Par François Jarraud
« Force est de constater que la confiance qu’accordent la société civile et les milieux politiques à la professionnalité enseignante se lézarde ». Ce constat pousse à la multiplication des évaluations et des contrôles, expliquent Alain Bouvier et Philippe Duval, dans l’introduction au n°48 de la Revue internationale d’éducation de Sèvres qui est dédié à « l’école et son contrôle ». Un numéro particulièrement bienvenu alors que l’on annonce la mise en place en France de nouveaux modes d’évaluation.
L’évaluation s’est généralisée, notent-ils, « mais dans une diversité considérable de pratiques ». Et la revue nous emmène visiter de près 7 systèmes éducatifs : l’Angleterre, le Chili, la Pologne, la Chine, le Pays basque, la Suisse et la France.
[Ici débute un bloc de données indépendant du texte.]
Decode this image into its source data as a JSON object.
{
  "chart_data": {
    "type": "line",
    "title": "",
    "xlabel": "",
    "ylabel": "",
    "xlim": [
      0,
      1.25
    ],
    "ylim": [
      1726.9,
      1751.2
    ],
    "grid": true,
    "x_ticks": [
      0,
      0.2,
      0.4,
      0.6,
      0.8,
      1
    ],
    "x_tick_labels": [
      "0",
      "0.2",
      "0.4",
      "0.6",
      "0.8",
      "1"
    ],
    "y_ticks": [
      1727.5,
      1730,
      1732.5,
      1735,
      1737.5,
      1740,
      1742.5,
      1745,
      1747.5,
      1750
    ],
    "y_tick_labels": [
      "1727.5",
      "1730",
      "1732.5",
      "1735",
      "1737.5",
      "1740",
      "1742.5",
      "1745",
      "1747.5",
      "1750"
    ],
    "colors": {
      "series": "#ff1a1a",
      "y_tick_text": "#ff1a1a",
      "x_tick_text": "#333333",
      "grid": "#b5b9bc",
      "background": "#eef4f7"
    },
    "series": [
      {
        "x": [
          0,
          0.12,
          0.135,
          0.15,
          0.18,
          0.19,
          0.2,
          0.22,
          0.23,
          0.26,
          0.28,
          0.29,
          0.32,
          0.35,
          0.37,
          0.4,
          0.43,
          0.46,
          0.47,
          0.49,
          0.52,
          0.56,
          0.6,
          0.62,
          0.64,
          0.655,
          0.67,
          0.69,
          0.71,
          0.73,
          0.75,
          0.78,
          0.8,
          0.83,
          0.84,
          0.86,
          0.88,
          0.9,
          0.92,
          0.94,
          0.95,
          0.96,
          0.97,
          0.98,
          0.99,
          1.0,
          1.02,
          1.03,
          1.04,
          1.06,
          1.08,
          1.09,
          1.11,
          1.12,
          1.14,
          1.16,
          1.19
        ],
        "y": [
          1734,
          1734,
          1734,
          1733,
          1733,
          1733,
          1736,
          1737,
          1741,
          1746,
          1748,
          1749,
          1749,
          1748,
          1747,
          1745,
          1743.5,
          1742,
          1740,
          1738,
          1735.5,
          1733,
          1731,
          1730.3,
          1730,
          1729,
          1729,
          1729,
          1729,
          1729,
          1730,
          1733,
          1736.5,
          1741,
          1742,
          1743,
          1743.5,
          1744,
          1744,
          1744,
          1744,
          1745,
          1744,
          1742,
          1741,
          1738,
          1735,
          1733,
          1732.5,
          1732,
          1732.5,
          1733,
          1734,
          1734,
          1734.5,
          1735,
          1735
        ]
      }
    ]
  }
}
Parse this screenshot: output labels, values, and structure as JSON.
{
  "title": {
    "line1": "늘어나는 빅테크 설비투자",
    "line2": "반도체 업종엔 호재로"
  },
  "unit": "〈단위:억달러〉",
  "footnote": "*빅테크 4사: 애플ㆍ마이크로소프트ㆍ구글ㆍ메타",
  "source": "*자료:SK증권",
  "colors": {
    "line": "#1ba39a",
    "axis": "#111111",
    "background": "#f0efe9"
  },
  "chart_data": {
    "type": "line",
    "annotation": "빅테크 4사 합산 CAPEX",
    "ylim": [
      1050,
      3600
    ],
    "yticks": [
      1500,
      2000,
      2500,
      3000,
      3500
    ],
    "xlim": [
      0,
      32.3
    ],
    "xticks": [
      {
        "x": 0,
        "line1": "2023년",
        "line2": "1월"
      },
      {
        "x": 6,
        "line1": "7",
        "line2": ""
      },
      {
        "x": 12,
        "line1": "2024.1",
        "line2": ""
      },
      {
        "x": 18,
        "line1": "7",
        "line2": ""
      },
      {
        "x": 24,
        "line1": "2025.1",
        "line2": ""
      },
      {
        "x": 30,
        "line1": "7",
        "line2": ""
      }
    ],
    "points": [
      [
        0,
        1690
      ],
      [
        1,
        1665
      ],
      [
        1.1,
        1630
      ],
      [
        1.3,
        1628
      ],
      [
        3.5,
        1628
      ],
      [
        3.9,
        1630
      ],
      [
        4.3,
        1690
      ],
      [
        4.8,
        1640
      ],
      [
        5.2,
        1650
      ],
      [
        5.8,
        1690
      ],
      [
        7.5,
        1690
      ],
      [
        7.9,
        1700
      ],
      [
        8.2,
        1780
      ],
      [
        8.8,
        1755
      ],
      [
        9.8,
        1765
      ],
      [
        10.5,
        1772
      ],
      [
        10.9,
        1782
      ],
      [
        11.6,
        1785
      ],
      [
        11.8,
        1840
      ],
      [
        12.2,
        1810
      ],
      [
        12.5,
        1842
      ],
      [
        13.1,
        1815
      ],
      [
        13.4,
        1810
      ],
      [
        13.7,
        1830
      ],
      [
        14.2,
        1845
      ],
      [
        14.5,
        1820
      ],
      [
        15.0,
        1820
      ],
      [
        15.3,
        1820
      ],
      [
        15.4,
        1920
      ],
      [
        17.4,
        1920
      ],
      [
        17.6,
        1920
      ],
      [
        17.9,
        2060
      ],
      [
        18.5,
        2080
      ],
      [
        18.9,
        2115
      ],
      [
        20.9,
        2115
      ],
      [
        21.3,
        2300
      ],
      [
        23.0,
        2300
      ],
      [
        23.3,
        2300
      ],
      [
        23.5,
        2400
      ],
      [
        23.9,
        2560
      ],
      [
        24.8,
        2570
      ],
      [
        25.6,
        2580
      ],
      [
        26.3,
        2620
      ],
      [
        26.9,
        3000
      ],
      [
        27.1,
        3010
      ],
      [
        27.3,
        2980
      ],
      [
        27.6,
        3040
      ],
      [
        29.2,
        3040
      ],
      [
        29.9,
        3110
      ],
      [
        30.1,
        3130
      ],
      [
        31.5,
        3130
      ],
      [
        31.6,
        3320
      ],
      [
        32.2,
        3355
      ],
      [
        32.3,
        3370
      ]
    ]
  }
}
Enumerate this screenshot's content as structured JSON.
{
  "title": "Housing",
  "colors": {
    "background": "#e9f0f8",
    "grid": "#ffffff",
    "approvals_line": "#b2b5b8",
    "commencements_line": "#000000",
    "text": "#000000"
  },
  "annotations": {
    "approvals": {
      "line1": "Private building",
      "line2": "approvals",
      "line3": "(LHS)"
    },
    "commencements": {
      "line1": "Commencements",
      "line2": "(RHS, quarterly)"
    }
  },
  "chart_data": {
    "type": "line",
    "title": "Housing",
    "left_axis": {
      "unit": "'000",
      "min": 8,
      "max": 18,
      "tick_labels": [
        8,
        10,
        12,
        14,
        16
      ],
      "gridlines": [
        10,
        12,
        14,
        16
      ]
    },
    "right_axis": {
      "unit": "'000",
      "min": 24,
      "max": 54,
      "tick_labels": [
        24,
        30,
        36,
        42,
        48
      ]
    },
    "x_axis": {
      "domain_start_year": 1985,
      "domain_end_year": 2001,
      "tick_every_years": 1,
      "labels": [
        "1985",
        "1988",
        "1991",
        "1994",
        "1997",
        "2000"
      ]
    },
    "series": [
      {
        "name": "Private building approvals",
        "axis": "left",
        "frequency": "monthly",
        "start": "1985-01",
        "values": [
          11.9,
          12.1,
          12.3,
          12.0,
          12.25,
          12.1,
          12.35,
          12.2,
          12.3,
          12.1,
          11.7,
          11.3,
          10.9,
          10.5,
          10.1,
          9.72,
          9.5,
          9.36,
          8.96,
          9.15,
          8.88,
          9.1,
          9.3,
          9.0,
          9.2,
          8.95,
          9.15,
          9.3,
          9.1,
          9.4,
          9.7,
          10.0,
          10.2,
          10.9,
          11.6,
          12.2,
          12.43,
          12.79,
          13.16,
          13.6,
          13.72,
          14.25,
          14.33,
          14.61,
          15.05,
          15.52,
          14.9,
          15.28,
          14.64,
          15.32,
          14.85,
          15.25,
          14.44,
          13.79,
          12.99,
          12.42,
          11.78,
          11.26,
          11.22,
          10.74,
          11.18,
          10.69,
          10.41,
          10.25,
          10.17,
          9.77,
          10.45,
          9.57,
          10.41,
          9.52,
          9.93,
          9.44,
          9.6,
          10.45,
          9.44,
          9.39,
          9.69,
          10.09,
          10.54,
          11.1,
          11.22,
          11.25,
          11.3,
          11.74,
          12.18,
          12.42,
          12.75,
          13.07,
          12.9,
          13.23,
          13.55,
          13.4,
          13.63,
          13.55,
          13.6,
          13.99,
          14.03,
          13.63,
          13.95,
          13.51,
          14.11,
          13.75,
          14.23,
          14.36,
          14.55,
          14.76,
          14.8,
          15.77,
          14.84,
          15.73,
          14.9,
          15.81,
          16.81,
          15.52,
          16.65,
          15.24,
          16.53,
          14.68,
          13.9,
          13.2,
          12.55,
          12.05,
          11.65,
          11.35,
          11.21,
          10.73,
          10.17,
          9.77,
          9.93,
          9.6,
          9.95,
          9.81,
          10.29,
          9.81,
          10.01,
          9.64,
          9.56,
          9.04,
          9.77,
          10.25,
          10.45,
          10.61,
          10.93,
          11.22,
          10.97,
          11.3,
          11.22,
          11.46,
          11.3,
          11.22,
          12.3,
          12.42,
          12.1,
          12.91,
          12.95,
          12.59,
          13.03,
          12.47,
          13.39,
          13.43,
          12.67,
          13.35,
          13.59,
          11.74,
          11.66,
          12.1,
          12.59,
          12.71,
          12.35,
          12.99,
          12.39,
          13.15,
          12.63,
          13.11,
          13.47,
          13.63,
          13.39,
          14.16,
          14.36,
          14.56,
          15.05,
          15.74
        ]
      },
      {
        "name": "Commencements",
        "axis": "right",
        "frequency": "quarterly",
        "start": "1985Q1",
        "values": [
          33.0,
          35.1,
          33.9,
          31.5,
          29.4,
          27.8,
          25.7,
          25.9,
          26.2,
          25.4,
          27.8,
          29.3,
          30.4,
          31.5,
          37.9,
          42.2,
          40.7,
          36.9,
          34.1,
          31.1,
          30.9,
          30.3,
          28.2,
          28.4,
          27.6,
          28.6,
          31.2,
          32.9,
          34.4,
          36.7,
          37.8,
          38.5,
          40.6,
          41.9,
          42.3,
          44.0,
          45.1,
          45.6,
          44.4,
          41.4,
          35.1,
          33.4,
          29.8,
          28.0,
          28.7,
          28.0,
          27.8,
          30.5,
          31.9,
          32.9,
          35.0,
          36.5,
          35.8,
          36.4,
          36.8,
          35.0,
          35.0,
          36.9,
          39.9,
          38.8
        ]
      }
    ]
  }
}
En Angleterre les lois de 1988 et 1997 ont abouti à un système multi contrôlé ce qui n’est pas sans poser la question de la transparence et de la démocratie. En Suisse, la montée des contrôles amène Matthis Behrens à poser la question de leur efficacité : on contrôle ce qui est facile mais peu utile. « Les tests basés sur les standards finissent par conditionner les curricula et l’enseignement » ce qui fait craindre leur diminution, selon un phénomène observé aussi aux Etats-Unis. Nathalie Mons, au terme d’une étude comparative sur 29 pays montre qu’un « accroissement du contrôle du travail enseignant se dessine progressivement sur les deux dernières décennies ». Ces évaluations portent plus sur les résultats que sur les processus aussi bien au niveau de l’école (how good is my school ?) que des enseignants. Au total, ce New Public Management « a fait progresser la reddition des comptes qui s’impose désormais aux enseignants » avec de forts enjeux de promotion à la clé. L’établissement scolaire devient donc un élément clé du pilotage et de son évaluation.
Pour Alain Bouvier, la question des modes et des acteurs de l’évaluation ne saurait faire oublier ce qui devrait être la préoccupation principale : celle des finalités de l’éducation. Ainsi en Suisse, note M Behrens « le contrôle du système se réduit à évaluer le rapport de conformité en termes d’efficacité et d’efficience des performances, Il n’est plus besoin de redéfinir le mandat sociétal de l’école. L’institution est immuable ». Est-ce l’objectif recherché ?
Revue internationale d’éducation de Sèvres, n°48, septembre 2008, CIEP.